Märkl nimmt sich mit der Kernfusion ein Großforschungsprojekt des Atomic Age zum Gegenstand, das bereits in den 1950er-Jahren auf beiden Seiten des Eisernen Vorhanges mit enormen finanziellen Aufwendungen unterstützt wurde. In erster Linie befasst sich die Studie mit den Entwicklungen in den Vereinigten Staaten von Amerika (USA) und untersuchte dabei nicht nur Publikationen aus den Wissenschaften oder der Politik, sondern ebenso populärkulturelle Auseinandersetzungen mit der Kernfusion, die die komplizierte Technologie erläuterten und Zukunftsvisionen wie auch Versprechungen für nahezu unbegrenzte und kostenlose Energie – „too cheap to meter“ (S. 151) – skizzierten. Dementsprechend werden in dem Buch Aussagen von Präsidenten oder Nuklearwissenschaftlern gleichberechtigt neben Artikeln des Life Magazins, Annoncen, Filmen wie Dr. Strangelove oder Godzilla sowie Ausstellungen zur Kernfusion analysiert. Der Band reiht sich damit in die Forschungen zu den Cold War Cultures ein1, die nicht auf eine politische Ereignisgeschichte zielen, sondern die Bedeutung kultureller Institutionen und Produkte für die Formation der Gesellschaften des Kalten Krieges beleuchten.

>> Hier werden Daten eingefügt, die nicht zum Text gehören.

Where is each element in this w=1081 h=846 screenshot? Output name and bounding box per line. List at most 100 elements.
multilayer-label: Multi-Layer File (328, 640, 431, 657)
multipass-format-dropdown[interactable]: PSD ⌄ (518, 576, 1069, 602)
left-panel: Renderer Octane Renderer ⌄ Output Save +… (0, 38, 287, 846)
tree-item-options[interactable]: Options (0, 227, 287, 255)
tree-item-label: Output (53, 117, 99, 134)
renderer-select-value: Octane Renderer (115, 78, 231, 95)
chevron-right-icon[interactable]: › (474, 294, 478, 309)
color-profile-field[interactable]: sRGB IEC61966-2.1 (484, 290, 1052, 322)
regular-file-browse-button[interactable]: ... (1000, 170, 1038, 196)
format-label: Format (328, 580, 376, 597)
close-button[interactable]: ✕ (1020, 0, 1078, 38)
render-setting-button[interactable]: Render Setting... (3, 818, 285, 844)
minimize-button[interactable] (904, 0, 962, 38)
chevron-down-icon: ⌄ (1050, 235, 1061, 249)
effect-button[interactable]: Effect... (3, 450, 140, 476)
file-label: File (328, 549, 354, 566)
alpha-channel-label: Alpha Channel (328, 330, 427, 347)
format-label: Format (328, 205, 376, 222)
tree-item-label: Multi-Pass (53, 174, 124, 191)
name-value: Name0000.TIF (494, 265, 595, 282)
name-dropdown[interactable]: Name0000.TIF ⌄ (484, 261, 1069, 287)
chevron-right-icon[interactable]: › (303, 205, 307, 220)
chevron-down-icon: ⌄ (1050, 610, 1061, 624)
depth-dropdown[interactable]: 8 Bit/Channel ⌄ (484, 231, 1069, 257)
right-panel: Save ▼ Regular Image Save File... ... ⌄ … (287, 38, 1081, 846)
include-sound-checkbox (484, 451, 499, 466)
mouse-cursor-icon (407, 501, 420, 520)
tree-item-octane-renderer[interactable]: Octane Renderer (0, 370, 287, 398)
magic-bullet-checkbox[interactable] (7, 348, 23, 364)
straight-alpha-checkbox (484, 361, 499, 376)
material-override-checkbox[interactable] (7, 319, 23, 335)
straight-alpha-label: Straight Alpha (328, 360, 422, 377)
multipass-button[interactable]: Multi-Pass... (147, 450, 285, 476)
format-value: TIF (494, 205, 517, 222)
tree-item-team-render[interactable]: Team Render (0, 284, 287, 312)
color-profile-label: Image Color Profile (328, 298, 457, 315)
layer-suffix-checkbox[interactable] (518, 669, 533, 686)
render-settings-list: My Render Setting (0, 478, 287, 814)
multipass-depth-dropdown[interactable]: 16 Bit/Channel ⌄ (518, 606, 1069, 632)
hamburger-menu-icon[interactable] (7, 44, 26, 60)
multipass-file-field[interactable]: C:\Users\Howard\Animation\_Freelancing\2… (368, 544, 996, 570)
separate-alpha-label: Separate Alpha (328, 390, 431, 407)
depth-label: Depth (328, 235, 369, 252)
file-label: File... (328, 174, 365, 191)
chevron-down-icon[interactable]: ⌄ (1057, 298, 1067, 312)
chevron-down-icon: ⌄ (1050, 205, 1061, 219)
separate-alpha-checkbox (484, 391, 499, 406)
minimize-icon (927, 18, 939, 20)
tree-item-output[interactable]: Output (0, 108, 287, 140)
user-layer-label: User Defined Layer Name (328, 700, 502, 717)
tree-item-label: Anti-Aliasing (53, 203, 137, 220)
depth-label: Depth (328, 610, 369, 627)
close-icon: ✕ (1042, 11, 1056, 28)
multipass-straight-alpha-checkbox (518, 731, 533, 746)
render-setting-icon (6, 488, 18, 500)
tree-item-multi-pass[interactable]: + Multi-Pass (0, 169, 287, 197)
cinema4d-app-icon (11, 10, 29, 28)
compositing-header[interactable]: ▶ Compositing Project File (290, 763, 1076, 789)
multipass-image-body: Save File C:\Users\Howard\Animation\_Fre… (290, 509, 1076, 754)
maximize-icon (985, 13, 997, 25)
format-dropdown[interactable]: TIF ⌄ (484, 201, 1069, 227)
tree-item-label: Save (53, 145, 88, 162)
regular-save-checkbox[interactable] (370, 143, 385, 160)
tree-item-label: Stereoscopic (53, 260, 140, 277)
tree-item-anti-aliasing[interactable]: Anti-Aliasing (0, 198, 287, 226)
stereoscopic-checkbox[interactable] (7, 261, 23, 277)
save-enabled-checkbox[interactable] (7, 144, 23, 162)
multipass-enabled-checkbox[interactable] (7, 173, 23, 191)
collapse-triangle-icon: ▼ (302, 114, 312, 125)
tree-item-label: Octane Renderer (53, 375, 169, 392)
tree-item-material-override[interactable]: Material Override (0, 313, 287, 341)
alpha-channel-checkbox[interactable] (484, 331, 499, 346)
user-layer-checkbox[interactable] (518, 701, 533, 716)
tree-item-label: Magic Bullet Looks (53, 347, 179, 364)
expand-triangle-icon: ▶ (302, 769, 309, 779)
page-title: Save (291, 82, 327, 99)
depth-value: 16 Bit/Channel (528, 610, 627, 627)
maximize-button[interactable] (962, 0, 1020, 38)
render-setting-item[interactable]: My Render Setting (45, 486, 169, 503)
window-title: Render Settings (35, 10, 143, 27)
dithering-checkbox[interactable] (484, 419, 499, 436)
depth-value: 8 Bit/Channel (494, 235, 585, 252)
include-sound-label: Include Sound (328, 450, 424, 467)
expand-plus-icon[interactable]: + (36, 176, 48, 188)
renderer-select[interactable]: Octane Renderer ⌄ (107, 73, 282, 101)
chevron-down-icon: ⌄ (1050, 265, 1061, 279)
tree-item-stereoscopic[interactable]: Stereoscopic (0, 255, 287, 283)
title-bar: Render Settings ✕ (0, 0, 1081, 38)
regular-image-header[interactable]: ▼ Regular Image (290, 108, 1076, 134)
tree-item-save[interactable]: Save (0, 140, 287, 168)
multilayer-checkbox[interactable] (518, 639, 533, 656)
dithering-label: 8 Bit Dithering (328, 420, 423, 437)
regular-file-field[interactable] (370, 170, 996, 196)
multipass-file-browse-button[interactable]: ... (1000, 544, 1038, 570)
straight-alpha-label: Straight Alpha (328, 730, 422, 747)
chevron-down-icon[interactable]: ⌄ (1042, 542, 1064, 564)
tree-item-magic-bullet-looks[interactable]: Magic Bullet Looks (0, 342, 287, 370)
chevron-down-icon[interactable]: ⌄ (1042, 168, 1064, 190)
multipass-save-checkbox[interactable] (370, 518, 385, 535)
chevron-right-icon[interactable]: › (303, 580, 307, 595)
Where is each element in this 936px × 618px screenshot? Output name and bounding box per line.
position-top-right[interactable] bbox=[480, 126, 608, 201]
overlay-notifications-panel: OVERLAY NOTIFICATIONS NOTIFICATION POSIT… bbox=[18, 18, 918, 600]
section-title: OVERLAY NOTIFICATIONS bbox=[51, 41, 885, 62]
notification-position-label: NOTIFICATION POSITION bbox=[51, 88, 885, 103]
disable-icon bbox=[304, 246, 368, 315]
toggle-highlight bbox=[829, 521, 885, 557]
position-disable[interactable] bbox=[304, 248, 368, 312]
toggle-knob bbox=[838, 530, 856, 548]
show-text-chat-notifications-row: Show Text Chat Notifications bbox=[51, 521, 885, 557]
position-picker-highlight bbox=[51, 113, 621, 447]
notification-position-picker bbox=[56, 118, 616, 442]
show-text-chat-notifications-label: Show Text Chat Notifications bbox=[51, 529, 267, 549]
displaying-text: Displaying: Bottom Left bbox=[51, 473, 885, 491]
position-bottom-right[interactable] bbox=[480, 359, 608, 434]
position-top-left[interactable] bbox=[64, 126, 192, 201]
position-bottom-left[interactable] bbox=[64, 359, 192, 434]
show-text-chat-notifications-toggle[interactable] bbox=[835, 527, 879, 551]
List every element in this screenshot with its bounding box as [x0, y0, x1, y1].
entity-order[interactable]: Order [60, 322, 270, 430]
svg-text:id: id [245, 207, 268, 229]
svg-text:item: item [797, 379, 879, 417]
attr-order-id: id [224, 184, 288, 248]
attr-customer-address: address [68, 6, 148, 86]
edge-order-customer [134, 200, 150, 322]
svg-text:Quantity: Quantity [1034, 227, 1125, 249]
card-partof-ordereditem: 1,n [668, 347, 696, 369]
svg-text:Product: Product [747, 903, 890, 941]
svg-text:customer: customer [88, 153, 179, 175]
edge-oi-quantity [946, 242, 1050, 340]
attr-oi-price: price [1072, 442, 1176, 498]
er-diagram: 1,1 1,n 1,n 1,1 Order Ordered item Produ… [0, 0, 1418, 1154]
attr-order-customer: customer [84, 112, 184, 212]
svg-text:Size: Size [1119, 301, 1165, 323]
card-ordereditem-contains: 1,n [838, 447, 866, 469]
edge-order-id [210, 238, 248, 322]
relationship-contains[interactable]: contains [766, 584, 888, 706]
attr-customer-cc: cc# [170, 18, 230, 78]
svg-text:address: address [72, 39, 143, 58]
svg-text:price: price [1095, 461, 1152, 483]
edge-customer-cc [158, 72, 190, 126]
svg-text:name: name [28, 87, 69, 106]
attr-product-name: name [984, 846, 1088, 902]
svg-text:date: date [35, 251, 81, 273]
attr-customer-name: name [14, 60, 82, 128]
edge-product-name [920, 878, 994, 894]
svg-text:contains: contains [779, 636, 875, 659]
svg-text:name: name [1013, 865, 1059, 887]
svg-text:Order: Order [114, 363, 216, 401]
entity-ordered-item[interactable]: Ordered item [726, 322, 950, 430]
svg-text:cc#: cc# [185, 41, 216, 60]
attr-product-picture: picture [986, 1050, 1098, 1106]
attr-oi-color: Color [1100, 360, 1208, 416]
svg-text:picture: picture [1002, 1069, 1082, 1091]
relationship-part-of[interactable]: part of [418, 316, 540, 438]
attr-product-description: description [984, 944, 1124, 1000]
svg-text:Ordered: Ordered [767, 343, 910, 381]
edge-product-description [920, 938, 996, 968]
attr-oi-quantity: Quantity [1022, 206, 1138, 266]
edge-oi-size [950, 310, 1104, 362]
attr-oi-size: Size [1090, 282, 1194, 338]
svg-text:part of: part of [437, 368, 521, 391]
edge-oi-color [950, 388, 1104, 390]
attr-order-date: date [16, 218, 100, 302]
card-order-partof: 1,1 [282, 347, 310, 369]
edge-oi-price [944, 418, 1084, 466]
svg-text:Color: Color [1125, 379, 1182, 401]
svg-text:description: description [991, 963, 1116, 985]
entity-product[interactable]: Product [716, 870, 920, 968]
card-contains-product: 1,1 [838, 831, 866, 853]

Methodisch beruft sich Märkl auf die Science and Technology Studies (STS) und die Akteur-Netzwerk-Theorie (ANT), da diese Forschungsbereiche die „Isoliertheit des sprichwörtlichen akademischen Elfenbeinturms“ aufbrechen und jenseits „souveräner und intentional handelnder Wissenschaftler“ komplexe „Geflechte menschlicher und nicht-menschlicher, materieller und nicht-materieller Entitäten“ (S. 15) in die Untersuchungen einbeziehen. Dafür müsse man auch die öffentliche Kommunikation sowie die populärkulturelle und mediale Repräsentation der Kernfusion ernst nehmen, um das gesamte Bild zu verstehen, das sich die Gesellschaft von der Kernfusion gemacht hat. Das Quellenspektrum ist dabei beachtlich: Der Autor analysiert Nachrichtenmeldungen und politische Debatten ebenso wie Sachbücher, Lehrfilme, wissenschaftliche Berichte, Werbemittel et cetera.

Die Arbeit ist in fünf Kapitel untergliedert. Nach der Einleitung, die Methodologie und Zielsetzung erläutert, folgen drei Kapitel, die chronologisch die Geschichte der Kernfusion und die mit ihr verbundenen Hoffnungen und Kritiken herausarbeiten. Dabei orientiert sich Märkl an Joan Lisa Brombergs Periodisierung der Kernfusionsforschung und untersucht grob drei je zehnjährige Phasen. Im letzten Kapitel, das sich auf die 1980er-Jahre bezieht, beobachtet er ein „nostalgisches Interesse“ (S. 40) am Fortschrittsoptimismus der Kernfusionsforschung der vorangegangenen Jahrzehnte.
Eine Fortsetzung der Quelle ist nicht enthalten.